Did I disobey Scripture? Did I sin against God? Am I making excuses about being tired or fragile? Am I just a reflection of the modern sentimental approach to religion that puts my needs at the center of worship?
If you’ve read Average Us for any length of time, you know Dawn and I don’t take Scripture, or church attendance, lightly. We are in the regular habit of attending worship. We understand the spiritual consequences of not joining in public worship with other believers.
What then? Has our good attendance earned us a day off in God’s eyes?
Not at all.
Why Did We Do It?
We skipped church because the Bible makes room for individual decisions as matters of conscience. We didn’t pray about it. We didn’t ask God if it would be okay. Rather, as part of our life-surrender to His revealed will (i.e. the Bible ), we decided, in good conscience, to stay home, believing we broke no command of Scripture. We believe the command to not forsake public worship doesn’t mean there is never any permissible reason to miss church.
What If We’re Wrong?
It’s possible that we are wrong, though. It’s possible we disobeyed. It’s possible we sinned. Having a guilt-free conscience doesn’t necessarily mean we’re guilt-free.
And here’s where I hope to be helpful…
If we’re wrong, if we’ve sinned, does this mean we’ve fallen out of favor with God?
There are two very common answers to this question:
1. No. It’s all good. God knows your heart.
2. Yes. You must repent or else you’ll go to hell.
Both of these are wrong.
1. God knows my heart alright. He knows it’s deceitfully wicked, to use the prophet Jeremiah’s language. My heart is even more wicked than I could possibly ever grasp. So, answer #1 can’t be right.
2. Yes, repentance is necessary as a way of life for a Christian. But, so is joyful confidence in Christ’s work on the cross. My standing with God isn’t founded on my ability to quickly repent of every sin. It’s founded on what He has done, not what I do. So, answer #2 can’t be right.
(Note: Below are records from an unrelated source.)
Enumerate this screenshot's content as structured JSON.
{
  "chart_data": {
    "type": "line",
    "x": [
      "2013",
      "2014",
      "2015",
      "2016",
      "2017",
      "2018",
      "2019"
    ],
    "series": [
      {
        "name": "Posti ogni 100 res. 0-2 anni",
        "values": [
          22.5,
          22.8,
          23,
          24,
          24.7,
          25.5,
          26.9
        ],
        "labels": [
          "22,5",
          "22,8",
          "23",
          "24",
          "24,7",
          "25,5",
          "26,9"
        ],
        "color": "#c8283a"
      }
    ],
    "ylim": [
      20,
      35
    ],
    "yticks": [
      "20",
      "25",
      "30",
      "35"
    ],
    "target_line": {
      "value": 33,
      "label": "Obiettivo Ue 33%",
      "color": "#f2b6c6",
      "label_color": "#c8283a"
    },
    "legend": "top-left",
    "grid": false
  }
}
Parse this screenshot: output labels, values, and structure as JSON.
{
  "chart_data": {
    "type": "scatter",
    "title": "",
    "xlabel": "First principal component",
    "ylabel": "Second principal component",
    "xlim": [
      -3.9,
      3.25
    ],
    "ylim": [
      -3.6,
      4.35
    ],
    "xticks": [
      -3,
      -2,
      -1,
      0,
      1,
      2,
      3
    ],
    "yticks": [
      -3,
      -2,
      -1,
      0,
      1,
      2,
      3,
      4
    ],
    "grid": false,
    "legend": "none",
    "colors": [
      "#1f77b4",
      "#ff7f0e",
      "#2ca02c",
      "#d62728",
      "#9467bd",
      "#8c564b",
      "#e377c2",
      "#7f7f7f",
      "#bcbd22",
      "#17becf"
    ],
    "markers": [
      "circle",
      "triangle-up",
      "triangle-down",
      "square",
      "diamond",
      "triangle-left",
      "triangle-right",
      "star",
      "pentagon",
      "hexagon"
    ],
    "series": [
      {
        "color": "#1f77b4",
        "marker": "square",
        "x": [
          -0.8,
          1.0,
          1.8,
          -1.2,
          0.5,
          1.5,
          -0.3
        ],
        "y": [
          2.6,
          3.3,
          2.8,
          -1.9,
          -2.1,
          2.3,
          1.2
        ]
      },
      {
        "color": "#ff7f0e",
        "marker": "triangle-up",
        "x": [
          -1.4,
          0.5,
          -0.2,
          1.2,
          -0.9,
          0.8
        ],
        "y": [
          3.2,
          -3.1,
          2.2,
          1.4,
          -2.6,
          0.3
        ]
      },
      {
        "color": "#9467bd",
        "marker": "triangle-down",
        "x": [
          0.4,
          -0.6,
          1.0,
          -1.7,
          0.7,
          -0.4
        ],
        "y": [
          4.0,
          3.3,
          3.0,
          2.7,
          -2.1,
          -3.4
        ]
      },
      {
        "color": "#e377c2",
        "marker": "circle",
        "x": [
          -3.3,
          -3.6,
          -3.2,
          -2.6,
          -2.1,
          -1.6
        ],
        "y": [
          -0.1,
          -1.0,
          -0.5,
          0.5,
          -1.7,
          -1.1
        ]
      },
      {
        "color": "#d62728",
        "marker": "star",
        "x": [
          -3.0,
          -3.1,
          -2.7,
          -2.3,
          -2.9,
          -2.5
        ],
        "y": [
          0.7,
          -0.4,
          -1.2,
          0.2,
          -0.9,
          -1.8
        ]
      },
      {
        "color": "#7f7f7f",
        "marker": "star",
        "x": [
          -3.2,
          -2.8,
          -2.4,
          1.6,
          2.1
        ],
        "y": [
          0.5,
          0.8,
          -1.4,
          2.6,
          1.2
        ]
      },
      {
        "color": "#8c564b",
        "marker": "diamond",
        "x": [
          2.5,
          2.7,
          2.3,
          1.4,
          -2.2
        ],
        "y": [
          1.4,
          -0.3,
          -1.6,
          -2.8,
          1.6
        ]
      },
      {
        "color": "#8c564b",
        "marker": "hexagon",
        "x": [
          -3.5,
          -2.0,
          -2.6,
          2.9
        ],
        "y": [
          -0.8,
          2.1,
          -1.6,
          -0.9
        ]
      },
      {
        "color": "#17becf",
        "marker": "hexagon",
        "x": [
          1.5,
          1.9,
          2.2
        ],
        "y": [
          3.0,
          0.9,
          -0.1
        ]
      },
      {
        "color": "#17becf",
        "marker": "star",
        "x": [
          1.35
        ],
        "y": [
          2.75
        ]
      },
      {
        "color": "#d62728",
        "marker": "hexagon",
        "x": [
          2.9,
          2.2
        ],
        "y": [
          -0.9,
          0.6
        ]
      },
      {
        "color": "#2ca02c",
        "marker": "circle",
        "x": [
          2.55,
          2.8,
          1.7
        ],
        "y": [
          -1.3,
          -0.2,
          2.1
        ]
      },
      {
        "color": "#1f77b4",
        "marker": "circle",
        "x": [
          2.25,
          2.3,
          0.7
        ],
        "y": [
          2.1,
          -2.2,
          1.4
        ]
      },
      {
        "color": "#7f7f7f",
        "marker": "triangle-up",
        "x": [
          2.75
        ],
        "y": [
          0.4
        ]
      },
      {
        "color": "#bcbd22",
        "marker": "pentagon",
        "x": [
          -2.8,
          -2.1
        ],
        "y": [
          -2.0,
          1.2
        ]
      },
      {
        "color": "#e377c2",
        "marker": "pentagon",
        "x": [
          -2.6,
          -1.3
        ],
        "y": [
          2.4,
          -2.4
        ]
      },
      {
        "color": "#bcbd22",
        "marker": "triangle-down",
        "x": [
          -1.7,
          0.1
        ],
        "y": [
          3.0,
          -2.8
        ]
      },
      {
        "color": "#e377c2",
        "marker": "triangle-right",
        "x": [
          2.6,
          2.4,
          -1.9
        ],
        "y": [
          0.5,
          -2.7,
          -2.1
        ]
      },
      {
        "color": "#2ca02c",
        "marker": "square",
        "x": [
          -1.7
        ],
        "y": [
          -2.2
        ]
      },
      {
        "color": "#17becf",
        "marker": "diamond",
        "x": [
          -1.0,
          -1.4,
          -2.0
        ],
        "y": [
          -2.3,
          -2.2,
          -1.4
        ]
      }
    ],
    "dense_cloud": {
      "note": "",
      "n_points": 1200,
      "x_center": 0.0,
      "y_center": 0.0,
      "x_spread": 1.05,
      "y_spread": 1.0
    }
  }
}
What Puts Us In God’s Favor?
So, I believe the biblical answer is,
No, even if we have sinned, we haven’t fallen out of favor with God, because favor with God is founded on Christ’s finished work alone. His gracious commitment to us, His faithfulness, is secured by the cross, not our sincerity, not our good works, not our repentance, not our best intentions. God loves us in Christ, through Christ, for Christ’s sake.
That’s why the gospel is good news for average people like us. It assures us that God’s unconditional favor has been purchased in full by the blood of His Son. That’s why Jesus is our SAVIOR, not merely our spiritual helper or guide.
I hope this gospel love will frame the heartbeat of your life as you make every life decision, great or small.
It’s that gospel love that makes me look forward to joining others (perhaps you) in worship next Sunday.
Grace and peace to you, Lon
(For good instruction on Christian liberty of conscience, see chapter 20 of the Westminster Confession of Faith).